A tower devoted to — and modeled after — the Divine Comedy.
Located a minute’s walk from Argentina’s national legislature, at the end of Buenos Aires’ Avenida de Mayo, the Palacio Barolo, once South America’s tallest building, still towers above the neighboring structures.
Work began on the building in 1919 and was completed in 1923, but its attraction extends far beyond its former title, or even its place among Buenos Aires’ scads of building-relics from its golden age as an emerging world capital. Conceived of by cotton magnate Luis Barolo and architect Mario Palanti as a secular temple, the Palacio Barolo serves as an allegory for the structure and content of Dante Allighieri’s Divine Comedy.
Believing that Europe had begun drifting toward collapse, Barolo intended the Palacio Barolo to house Dante’s ashes far away from a disintegrating European continent. His partnership with Italian architect Mario Palanti, also a Dante aficionado, resulted in the design of a structure that included the numbers most prevalent in the Divine Comedy: The building’s 22 floors (Dante divided the Divine Comedy into 22 stanzas) sit upon a foundation whose measurements conform to the golden ratio. And, like Dante’s work, the building invites visitors to progress through hell, purgatory, and heaven as they climb to the top.

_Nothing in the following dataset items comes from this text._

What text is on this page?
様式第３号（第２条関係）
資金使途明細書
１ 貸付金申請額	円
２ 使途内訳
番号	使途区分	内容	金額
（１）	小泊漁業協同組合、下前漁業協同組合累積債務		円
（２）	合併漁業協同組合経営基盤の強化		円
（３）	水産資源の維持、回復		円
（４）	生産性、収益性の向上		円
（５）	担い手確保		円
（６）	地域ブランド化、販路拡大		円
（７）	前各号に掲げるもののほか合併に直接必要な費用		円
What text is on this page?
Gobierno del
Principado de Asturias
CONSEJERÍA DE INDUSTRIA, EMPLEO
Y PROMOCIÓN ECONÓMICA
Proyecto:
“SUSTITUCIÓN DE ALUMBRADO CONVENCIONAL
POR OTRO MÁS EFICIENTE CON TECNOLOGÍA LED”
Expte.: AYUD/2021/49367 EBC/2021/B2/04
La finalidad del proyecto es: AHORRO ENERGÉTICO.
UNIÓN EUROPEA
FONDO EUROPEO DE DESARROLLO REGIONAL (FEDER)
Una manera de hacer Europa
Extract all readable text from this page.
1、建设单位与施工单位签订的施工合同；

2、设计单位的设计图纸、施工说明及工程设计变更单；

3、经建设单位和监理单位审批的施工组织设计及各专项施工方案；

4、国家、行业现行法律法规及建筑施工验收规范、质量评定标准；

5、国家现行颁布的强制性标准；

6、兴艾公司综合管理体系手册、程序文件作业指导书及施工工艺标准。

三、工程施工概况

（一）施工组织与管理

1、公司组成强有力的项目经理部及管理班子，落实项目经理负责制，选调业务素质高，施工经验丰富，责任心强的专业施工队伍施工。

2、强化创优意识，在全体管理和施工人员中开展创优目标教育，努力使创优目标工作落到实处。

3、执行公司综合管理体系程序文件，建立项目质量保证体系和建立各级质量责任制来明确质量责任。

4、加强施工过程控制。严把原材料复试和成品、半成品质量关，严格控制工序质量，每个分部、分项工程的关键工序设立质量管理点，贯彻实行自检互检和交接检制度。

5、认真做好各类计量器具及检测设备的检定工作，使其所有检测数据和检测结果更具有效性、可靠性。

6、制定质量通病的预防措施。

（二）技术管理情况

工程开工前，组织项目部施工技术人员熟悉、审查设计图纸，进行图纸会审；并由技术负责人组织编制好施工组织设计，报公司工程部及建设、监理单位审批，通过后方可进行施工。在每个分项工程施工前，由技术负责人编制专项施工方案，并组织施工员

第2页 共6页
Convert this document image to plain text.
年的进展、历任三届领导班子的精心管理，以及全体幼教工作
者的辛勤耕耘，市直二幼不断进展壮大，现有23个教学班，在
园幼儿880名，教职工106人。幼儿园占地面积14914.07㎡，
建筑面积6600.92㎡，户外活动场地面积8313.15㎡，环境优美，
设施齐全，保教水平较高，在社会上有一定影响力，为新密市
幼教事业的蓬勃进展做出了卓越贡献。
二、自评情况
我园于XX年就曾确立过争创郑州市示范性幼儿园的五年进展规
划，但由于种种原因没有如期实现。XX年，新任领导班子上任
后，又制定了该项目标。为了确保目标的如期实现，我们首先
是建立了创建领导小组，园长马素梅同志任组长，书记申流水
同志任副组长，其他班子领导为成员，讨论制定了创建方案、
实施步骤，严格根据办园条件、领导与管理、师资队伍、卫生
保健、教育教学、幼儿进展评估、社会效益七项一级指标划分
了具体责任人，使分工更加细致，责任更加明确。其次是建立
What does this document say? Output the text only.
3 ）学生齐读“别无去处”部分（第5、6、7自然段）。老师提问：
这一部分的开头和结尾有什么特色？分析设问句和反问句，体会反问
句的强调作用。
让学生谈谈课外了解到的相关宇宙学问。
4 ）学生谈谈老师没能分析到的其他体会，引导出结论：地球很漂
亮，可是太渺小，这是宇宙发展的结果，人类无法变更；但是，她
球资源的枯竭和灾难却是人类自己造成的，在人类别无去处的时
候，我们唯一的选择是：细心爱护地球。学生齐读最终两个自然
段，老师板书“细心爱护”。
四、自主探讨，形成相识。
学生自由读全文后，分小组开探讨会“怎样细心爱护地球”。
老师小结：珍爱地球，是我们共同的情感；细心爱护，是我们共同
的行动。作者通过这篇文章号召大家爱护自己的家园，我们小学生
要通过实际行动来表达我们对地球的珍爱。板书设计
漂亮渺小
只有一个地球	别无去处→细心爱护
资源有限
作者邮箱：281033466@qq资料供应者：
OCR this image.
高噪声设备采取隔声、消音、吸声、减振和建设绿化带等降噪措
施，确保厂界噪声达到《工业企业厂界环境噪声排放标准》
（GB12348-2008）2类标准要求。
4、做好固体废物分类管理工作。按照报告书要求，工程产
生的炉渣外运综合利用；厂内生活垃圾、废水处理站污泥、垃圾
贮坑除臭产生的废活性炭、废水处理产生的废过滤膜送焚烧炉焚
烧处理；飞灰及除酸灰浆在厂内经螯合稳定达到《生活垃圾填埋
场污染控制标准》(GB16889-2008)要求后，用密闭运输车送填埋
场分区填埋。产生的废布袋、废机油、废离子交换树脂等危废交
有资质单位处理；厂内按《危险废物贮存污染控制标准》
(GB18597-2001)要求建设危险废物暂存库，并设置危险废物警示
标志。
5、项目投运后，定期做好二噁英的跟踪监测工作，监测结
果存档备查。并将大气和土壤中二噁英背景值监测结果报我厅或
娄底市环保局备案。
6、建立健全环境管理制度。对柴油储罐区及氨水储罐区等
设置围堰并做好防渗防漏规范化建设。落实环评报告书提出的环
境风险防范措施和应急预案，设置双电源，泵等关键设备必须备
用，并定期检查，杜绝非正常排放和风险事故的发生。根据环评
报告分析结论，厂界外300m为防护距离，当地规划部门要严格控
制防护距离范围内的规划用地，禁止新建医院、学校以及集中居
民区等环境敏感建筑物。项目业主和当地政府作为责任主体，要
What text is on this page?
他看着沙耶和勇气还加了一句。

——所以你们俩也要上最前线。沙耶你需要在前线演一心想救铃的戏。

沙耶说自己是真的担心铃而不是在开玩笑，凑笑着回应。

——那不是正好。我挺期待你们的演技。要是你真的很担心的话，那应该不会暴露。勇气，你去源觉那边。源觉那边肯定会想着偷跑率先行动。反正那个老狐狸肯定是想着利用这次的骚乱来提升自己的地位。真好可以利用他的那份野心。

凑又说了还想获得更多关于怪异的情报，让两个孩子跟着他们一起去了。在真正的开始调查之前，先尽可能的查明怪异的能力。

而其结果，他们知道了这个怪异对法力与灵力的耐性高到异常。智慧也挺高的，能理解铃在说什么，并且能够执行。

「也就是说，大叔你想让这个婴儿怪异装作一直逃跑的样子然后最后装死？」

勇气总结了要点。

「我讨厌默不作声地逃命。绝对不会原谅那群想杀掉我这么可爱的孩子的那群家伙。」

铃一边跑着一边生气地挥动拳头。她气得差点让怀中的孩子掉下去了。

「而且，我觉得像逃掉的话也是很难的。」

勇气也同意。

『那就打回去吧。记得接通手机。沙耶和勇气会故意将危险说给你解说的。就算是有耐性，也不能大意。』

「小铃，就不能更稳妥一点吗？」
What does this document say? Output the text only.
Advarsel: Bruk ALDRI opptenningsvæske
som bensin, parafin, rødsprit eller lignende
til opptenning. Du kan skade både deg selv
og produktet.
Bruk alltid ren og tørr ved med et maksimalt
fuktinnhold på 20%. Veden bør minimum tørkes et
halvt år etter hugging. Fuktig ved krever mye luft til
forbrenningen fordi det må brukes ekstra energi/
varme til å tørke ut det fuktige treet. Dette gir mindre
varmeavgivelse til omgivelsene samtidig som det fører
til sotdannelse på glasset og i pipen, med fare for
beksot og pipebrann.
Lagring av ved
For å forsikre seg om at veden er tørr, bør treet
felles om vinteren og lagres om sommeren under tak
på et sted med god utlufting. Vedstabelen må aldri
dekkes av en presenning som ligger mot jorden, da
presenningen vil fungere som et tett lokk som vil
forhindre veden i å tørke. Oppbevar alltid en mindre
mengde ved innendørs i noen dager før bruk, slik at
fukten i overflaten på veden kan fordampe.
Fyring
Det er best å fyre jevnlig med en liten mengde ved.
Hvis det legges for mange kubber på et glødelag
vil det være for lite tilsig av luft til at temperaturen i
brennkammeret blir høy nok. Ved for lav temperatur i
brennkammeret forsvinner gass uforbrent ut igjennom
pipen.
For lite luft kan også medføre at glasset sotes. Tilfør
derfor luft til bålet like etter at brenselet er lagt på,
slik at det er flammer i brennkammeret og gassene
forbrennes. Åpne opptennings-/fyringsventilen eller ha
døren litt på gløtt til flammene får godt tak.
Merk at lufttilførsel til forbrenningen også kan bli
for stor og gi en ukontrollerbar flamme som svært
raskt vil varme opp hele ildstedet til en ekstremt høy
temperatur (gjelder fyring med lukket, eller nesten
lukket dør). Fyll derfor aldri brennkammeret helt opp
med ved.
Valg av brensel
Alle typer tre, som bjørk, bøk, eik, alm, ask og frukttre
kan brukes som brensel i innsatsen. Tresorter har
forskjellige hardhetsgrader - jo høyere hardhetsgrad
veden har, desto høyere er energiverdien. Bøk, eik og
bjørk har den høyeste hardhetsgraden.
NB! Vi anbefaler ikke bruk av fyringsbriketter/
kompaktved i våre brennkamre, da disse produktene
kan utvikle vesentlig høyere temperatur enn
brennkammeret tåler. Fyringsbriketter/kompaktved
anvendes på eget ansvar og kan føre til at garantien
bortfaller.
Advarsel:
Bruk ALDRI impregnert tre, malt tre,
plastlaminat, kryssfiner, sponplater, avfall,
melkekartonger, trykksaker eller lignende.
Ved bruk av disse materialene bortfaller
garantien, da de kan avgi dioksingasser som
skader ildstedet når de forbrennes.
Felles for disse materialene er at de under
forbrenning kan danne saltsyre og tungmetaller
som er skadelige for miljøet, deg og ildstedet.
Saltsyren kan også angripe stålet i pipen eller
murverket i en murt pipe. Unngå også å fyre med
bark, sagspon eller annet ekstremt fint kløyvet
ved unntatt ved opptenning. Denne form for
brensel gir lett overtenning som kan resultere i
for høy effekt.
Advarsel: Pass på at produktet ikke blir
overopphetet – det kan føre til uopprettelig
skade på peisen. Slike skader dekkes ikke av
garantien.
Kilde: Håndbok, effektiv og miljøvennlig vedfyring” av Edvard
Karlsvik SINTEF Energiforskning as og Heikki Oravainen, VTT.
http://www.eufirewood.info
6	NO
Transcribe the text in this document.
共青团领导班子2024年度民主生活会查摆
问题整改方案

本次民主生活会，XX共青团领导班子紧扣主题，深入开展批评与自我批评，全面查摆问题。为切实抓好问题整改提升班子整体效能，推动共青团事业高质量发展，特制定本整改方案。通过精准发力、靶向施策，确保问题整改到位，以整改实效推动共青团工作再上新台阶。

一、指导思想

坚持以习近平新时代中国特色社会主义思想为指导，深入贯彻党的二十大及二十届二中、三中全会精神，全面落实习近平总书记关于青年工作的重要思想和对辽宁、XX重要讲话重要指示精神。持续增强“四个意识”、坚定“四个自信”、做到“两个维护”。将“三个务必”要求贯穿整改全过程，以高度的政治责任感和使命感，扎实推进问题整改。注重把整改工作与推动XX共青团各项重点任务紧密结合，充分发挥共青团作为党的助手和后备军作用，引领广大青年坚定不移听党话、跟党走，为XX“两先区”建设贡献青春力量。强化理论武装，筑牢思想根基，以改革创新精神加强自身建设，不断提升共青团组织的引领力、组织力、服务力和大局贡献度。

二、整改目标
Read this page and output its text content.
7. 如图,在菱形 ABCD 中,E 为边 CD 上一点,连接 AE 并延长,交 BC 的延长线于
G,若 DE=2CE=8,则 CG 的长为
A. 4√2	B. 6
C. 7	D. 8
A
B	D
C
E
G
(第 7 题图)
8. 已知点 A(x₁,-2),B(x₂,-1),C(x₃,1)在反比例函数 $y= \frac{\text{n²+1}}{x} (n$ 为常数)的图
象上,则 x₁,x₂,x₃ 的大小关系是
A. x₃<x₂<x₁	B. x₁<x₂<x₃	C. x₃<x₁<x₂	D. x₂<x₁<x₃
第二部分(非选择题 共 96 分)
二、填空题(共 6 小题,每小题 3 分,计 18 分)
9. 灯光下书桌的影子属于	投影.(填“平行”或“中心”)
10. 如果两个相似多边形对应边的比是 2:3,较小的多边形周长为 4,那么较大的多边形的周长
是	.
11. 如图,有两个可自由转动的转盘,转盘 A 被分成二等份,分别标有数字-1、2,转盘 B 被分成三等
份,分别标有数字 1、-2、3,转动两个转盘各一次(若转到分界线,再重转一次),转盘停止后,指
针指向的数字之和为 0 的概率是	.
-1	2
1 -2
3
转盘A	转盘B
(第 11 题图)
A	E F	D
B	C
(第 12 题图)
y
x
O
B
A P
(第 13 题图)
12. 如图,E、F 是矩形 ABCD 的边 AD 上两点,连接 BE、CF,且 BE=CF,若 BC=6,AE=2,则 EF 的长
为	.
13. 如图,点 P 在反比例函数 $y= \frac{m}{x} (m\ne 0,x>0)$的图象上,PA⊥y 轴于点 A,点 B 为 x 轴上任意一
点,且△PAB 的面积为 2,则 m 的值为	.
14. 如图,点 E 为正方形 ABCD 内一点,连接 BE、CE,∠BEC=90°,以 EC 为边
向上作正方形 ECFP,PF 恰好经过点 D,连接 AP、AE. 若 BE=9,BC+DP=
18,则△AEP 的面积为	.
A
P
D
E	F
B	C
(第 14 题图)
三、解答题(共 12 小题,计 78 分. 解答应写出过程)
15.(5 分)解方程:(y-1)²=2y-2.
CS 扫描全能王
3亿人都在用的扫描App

The lobby, a central hall adorned with inscriptions of Latin verse and monster statues, radiates out from a central dome into nine vaulted archways, which represent the nine circles of hell as described by Dante in the Inferno. Throughout these first three floors are geometric figures representing alchemical symbols for fire, the colors of the Italian flag, and Masonic symbols on the walls, floors, and still-operating antiquated elevators.
The highest levels, representing heaven, begin at an observation deck with one of the few 360 degree views of the sprawling city of Buenos Aires. Climbing a few more floors to the building’s highest point (100 meters, analogous to the 100 cantos of the Divine Comedy), one arrives at a still-working lighthouse.
Like the Pillars of Hercules at the mouth of the Mediterranean, Pilanti intended this tower light and another of his buildings, the Palacio Salvo in Montevideo, Uruguay, to serve as a welcome to visitors arriving from the Atlantic to the Rio de la Plata estuary. The ornament above the lighthouse, a figure of the Southern Cross constellation, aligns with the actual constellation on July 9th, Argentine Independence Day.